Thursday, April 23, 2009

I feel all over the place.

You know your old when your husband brings home a dust buster and you are so excited, people would think he brought home Jessica Simpson's wardrobe. I'm getting up there. It's a fact.

So that is what's new here, a dust buster.

My husband is officially not working and has been home for about three weeks. I was really nervous and equally excited for him to be finished with his job of ten years. I wasn't sure how we would do spending all day, every day together. I always loved weekends and the random day it snowed so hard, no one makes it into work, but constant days together was something we have not done before. I heard from my friends how they loved their husbands home but were ready for them to go into work when Monday hits, and I understood that at times, but so far, so good. Good actually doesn't describe it, in general, having him home the last few weeks has been GREAT! You forget how easy tasks were before you had a child until you get the opportunity to do them without kid in tow. Who knew the grocery store could be relaxing, standing in line almost meditative because you don't have a crying, toy throwing baby in your cart. YES, the grocery store has been nice! I wonder if I am subconsciencely forgetting items just to have an excuse to go back.
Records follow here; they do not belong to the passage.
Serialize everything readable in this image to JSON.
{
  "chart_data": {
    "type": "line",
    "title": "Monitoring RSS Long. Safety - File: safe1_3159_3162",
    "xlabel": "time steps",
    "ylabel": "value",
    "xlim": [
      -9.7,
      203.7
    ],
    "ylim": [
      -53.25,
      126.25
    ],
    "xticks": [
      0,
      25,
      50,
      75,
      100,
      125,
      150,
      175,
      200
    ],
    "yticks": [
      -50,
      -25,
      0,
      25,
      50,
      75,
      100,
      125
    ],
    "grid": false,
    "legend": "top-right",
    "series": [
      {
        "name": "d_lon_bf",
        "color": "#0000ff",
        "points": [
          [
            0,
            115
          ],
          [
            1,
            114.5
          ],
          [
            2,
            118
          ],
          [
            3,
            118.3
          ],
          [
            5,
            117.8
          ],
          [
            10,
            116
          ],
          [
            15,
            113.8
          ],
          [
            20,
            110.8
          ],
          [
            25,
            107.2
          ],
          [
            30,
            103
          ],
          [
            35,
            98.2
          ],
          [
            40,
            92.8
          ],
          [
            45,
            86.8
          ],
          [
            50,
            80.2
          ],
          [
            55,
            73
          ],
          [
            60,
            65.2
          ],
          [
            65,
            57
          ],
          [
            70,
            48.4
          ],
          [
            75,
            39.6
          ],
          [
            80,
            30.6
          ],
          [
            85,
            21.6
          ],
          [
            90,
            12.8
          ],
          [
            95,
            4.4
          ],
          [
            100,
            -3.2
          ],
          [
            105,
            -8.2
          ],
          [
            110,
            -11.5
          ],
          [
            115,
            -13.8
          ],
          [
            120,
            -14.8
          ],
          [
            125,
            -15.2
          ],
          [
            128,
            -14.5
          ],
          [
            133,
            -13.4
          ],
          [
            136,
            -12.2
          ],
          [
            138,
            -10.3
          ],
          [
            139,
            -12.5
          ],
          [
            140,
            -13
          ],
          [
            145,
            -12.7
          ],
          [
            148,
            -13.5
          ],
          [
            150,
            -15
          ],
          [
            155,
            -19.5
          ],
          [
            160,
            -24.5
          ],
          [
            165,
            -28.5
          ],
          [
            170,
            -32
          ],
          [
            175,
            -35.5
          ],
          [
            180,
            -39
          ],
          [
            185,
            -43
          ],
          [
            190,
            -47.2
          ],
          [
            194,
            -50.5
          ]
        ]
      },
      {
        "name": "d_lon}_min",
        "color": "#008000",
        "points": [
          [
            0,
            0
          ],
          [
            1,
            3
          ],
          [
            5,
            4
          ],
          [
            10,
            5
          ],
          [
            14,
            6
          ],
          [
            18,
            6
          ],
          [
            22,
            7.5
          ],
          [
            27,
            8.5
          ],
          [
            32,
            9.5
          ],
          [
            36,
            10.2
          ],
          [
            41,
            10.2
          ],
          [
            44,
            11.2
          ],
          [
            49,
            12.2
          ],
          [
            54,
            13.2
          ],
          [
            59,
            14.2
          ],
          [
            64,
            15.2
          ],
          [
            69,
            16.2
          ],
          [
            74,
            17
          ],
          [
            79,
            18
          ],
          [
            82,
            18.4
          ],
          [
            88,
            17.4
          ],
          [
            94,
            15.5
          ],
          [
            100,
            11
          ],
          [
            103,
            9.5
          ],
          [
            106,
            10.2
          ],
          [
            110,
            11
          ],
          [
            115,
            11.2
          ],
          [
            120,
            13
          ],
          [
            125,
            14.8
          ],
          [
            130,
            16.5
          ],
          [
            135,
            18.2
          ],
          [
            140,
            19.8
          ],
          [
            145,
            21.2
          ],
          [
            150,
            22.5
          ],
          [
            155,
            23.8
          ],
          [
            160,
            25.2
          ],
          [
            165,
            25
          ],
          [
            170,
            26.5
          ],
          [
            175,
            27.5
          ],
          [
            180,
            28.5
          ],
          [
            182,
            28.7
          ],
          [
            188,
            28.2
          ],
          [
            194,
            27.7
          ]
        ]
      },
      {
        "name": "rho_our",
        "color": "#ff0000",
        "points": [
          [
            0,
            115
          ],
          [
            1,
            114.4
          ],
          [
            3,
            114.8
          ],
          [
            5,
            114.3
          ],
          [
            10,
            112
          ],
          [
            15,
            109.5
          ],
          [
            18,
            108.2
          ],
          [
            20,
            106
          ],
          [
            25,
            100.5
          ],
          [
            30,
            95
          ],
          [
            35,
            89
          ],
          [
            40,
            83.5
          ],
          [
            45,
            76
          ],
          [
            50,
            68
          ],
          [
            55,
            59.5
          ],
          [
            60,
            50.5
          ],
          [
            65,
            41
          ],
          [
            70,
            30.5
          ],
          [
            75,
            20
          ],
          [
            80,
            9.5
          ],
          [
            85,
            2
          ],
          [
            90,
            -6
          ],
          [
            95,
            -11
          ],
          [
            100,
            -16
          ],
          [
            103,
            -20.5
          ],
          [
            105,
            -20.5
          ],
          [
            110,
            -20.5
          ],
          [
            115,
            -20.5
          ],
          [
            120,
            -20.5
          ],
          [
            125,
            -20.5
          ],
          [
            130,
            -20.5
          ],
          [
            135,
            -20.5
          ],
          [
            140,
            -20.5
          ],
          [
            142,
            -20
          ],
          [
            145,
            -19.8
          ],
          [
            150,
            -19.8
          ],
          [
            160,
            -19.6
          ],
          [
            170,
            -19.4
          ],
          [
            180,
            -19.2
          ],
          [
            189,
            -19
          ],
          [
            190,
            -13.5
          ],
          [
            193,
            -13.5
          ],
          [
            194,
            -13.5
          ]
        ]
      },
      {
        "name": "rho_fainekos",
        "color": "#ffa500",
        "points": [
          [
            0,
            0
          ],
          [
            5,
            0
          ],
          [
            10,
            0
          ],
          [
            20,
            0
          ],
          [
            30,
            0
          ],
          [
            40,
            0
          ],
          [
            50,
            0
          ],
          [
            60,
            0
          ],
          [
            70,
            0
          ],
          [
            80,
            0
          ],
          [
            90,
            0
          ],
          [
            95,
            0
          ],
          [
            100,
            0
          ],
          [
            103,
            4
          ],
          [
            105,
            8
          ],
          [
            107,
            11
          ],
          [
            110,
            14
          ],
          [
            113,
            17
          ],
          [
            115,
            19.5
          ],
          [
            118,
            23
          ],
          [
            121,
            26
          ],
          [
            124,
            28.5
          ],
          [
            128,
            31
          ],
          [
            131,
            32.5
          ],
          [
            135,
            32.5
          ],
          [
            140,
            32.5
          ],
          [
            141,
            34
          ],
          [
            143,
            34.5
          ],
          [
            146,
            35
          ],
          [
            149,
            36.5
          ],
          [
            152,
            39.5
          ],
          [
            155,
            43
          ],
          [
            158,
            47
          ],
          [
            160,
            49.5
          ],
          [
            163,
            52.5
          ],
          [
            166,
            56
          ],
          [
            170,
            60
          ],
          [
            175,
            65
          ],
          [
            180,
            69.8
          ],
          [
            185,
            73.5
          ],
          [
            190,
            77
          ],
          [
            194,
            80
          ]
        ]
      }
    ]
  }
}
I also feel like I'm losing some of my ambition and passion for things. Sawyer's birthday party for example. I could not WAIT for June 1st to approach so I could start putting plans into action. I looked up bakeries around the area for cake, nailed down a theme, colors, thought about who we could invite, where it would be held, what food I wanted to serve. I was a little too excited to plan a birthday that was six months away. Now I need to get my butt into action and I have no desire. I don't feel like making invites, ordering a cake, reserving the party room. I'm just... blah. The crazy thing is, it seems like a lot of you feel the same too. I've read so many of your posts lately regarding a feeling of boredom, laziness, or just a mood my friend and I call, The Funk. or being in a funk. I might be in a funk. I guess that is why I haven't written much lately.

So what is the deal with our Funks and how do we get out? It must be in the water! Ugh!

On another note, I'm REALLY missing my friends in California. It's been too long since I've seen a lot of them and I'm having withdrawals. If you are reading this California friends, I miss you, A LOT! Each one of you have popped in my mind recently. One friend was in the car laughing at a joke I told to myself (because Kim, you would of thought I was HILARIOUS!), I'm at the grocery store (with you Janice) and want to keep shopping and keep shopping. Everytime I'm being funny-mean, Linds, you are just rolling on the floor with me laughing. I miss you guys and will try to come out there soon. Maybe you guys will get me out of my funk.

Until then, I'm going make out with my dust buster.

Love you all tons times tons to the tenth degree!!!

me.

1 comment:

Laura @ My Thoughts-Uninterrupted said...

Good luck with getting out of your "funk" as well!